Fri May 13, 2022 12:29 pm
#1911334
Talkdownman wrote:
> chevvron wrote:
> > NATS trained ATCO Cadets were trsined to PPL standard at one time.
>
> There is a world of difference being an ATCO once trained to PPL standard, and a
> widely experienced ATCO with a full flight instructor rating and multi-thousand
> flight hours.
True, but there's also a world of difference between a controller who doesn't know how to fly, and one who knows where the main bits are in the cockpit and enough to describe the basics of how to fly an aeroplane.
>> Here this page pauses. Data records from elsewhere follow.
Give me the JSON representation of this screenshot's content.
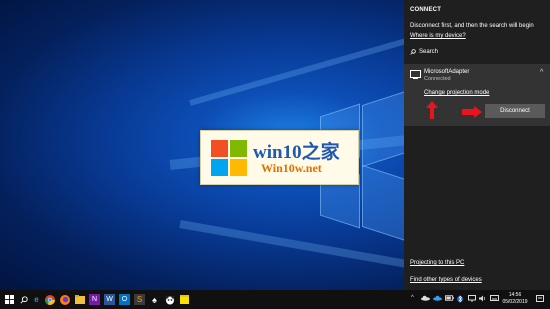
{
  "watermark": {
    "text_main": "win10之家",
    "text_url": "Win10w.net"
  },
  "connect_panel": {
    "title": "CONNECT",
    "description": "Disconnect first, and then the search will begin",
    "where_link": "Where is my device?",
    "search_label": "Search",
    "device": {
      "name": "MicrosoftAdapter",
      "status": "Connected",
      "change_mode_link": "Change projection mode",
      "disconnect_label": "Disconnect"
    },
    "projecting_link": "Projecting to this PC",
    "other_devices_link": "Find other types of devices"
  },
  "taskbar": {
    "time": "14:56",
    "date": "05/02/2019",
    "pinned_icons": [
      "edge-icon",
      "chrome-icon",
      "firefox-icon",
      "file-explorer-icon",
      "onenote-icon",
      "word-icon",
      "outlook-icon",
      "sublime-icon",
      "solitaire-icon",
      "panda-icon",
      "sticky-notes-icon"
    ]
  },
  "colors": {
    "panel_bg": "#1f1f1f",
    "device_bg": "#333333",
    "button_bg": "#5a5a5a",
    "arrow_red": "#e8141e"
  }
}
Now having said that, I'm going to strike a discordant note. I listened to the RT, and wasn't at all impressed with the controller. He spent a lot of time worrying about radio frequencies and the transponder, in my opinion even *suggesting* that a non-pilot handling should try and change frequency could end in disaster. Continuously using the aeroplane's callsign instead of, say, asking and using the handling pax's name did not strike me as helpful. He really should have shunted all other traffic onto another frequency. Similarly, in a noisy cockpit environment, with handling pax probably utterly saturated, starting to try and make use of a cellphone didn't strike me as faintly helpful - if he had 2-way on the ground with an instructor, he should have had that instructor getting to a radio on the frequency in use PDQ (and maybe that eventually happened).
He could also, for example have done a quick "all stations" broadcast to see if there was an instructor on frequency anywhere.
As seen by me, there was a lot of luck involved here, hindered, not helped by rather poor handling of the situation by the controller.
G
I am Spartacus, and so is my co-pilot.